The city council was scheduled to meet in a special session Tuesday at 5 p.m. to consider a resolution to increase local water rates by 18 percent. The move was prompted to allow the city to continue to meet bond debt service requirements on its water treatment plant.
The issuance of the bond dates back several years, when the city was forced to approve construction of the plant to reduce the amount of arsenic in the local water supply. That move came after the state and federal governments radically reduced the acceptable level of arsenic allowed in municipal drinking water.
In order to build the plant, the city issued $18 million in bonds. The council in place in 2005, when the subject was first broached, approved a resolution to increase water rates by 24 percent per year over a four-year period (96 percent in total), ending in 2009, in order to have the money to pay off the bond. The 2005 resolution also allowed the city to impose additional cost of living rate increases as needed.
There have been no increases to the water rates since 2009.

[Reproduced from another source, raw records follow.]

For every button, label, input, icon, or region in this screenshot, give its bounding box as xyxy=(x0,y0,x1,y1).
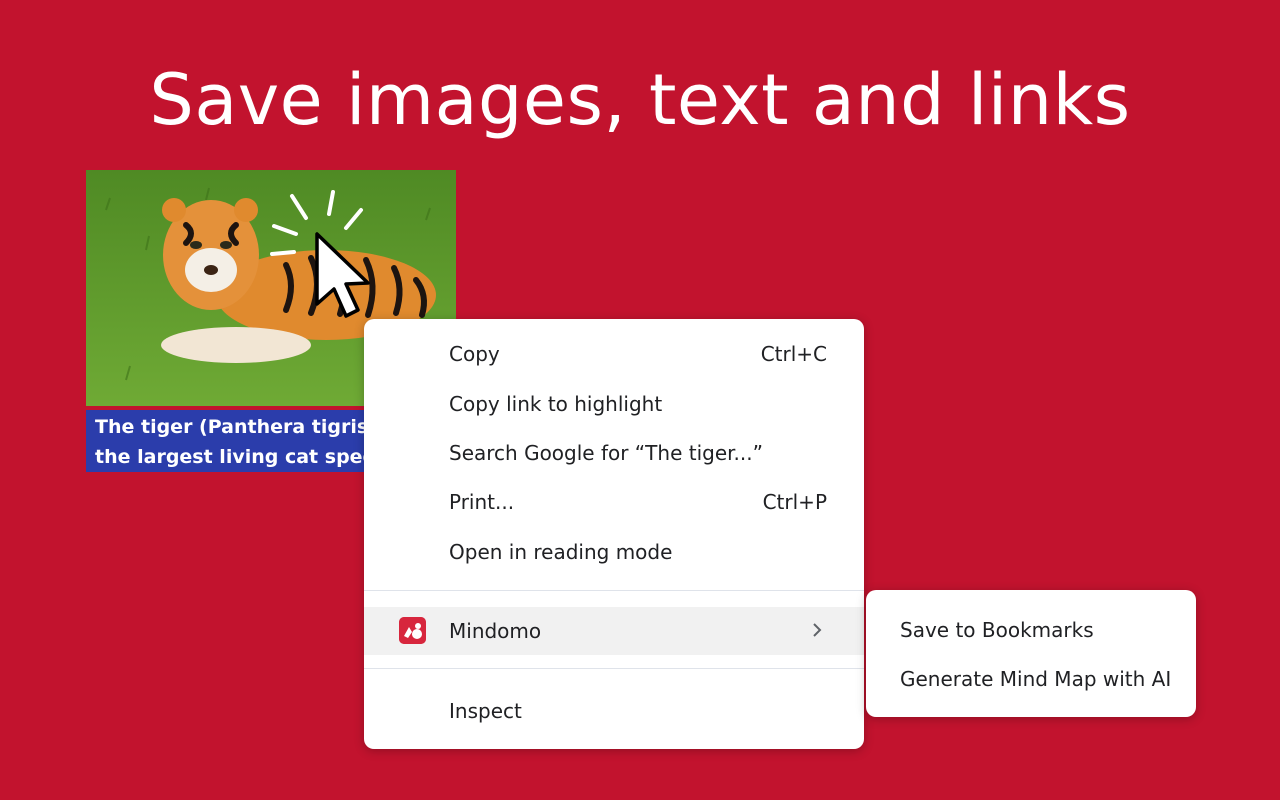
mindomo-logo-icon xyxy=(399,617,426,644)
caption-line-1: The tiger (Panthera tigris) xyxy=(95,416,377,438)
menu-item-print[interactable]: Print... Ctrl+P xyxy=(364,479,864,525)
menu-divider xyxy=(364,590,864,591)
context-menu: Copy Ctrl+C Copy link to highlight Searc… xyxy=(364,319,864,749)
menu-item-label: Mindomo xyxy=(449,619,542,643)
submenu-item-label: Save to Bookmarks xyxy=(900,618,1094,642)
menu-divider xyxy=(364,668,864,669)
caption-line-2: the largest living cat species xyxy=(95,446,405,468)
menu-item-inspect[interactable]: Inspect xyxy=(364,688,864,734)
menu-item-shortcut: Ctrl+C xyxy=(760,342,827,366)
mouse-pointer-icon xyxy=(270,190,370,318)
menu-item-label: Search Google for “The tiger...” xyxy=(449,441,763,465)
mindomo-submenu: Save to Bookmarks Generate Mind Map with… xyxy=(866,590,1196,717)
menu-item-shortcut: Ctrl+P xyxy=(762,490,827,514)
menu-item-copy-link-to-highlight[interactable]: Copy link to highlight xyxy=(364,381,864,427)
menu-item-mindomo[interactable]: Mindomo xyxy=(364,607,864,655)
menu-item-copy[interactable]: Copy Ctrl+C xyxy=(364,331,864,377)
chevron-right-icon xyxy=(813,623,822,637)
headline: Save images, text and links xyxy=(149,59,1131,141)
menu-item-label: Print... xyxy=(449,490,515,514)
menu-item-label: Inspect xyxy=(449,699,522,723)
submenu-item-generate-mind-map[interactable]: Generate Mind Map with AI xyxy=(866,656,1196,702)
menu-item-label: Open in reading mode xyxy=(449,540,673,564)
submenu-item-label: Generate Mind Map with AI xyxy=(900,667,1172,691)
menu-item-search-google[interactable]: Search Google for “The tiger...” xyxy=(364,430,864,476)
menu-item-open-in-reading-mode[interactable]: Open in reading mode xyxy=(364,529,864,575)
submenu-item-save-to-bookmarks[interactable]: Save to Bookmarks xyxy=(866,607,1196,653)
menu-item-label: Copy xyxy=(449,342,500,366)
menu-item-label: Copy link to highlight xyxy=(449,392,663,416)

However, City Manager Kindon Meik said it became apparent to the city in recent months that state-mandated water conservation efforts were cutting into water fund revenues. Flat-rate customers are paying the same for water service despite double-digit cuts in water use. Those on metered water service from the city are actually seeing reductions in their water bills thanks to their conservation efforts.
Thereby lies the rub. When the city signed covenants for the water bond, it agreed to maintain debt service coverage at 120 percent; in other words, the city obligated itself to ensure its net revenues were 20 percent higher than its total debt service on the bond issuance.
At some point since the city became aware it would not meet the bond requirement, city staff contacted NHA Advisors to provide solutions. Tuesday’s resolution is a direct result. In addition to the 18 percent increase—which is retroactive to Jan. 1—the resolution will allow a three percent or higher rate increase (tied to cost of living increases, with three percent used as the minimum base percentage), beginning with the new fiscal year on July 1, and annually thereafter, as necessary.
NHA Advisors made other recommendations, which the city staff submitted for council approval. They included:
–Reduction of expenses in the water fund. The city proposed cutting the water fund by $120,000 during the remaining five months of the current fiscal year.
–Utilizing cash reserves as a rate stabilization fund (RSF); city staff proposed transfer of $150,000 in water fund reserves into a RSF. That money could be returned over the next year as the rate increase kicks in.
–Authorization of a rate study for future solidity of the water fund. No cost was given for the study, which is aimed at developing a water rate structure that maintains the financial stability of the water fund.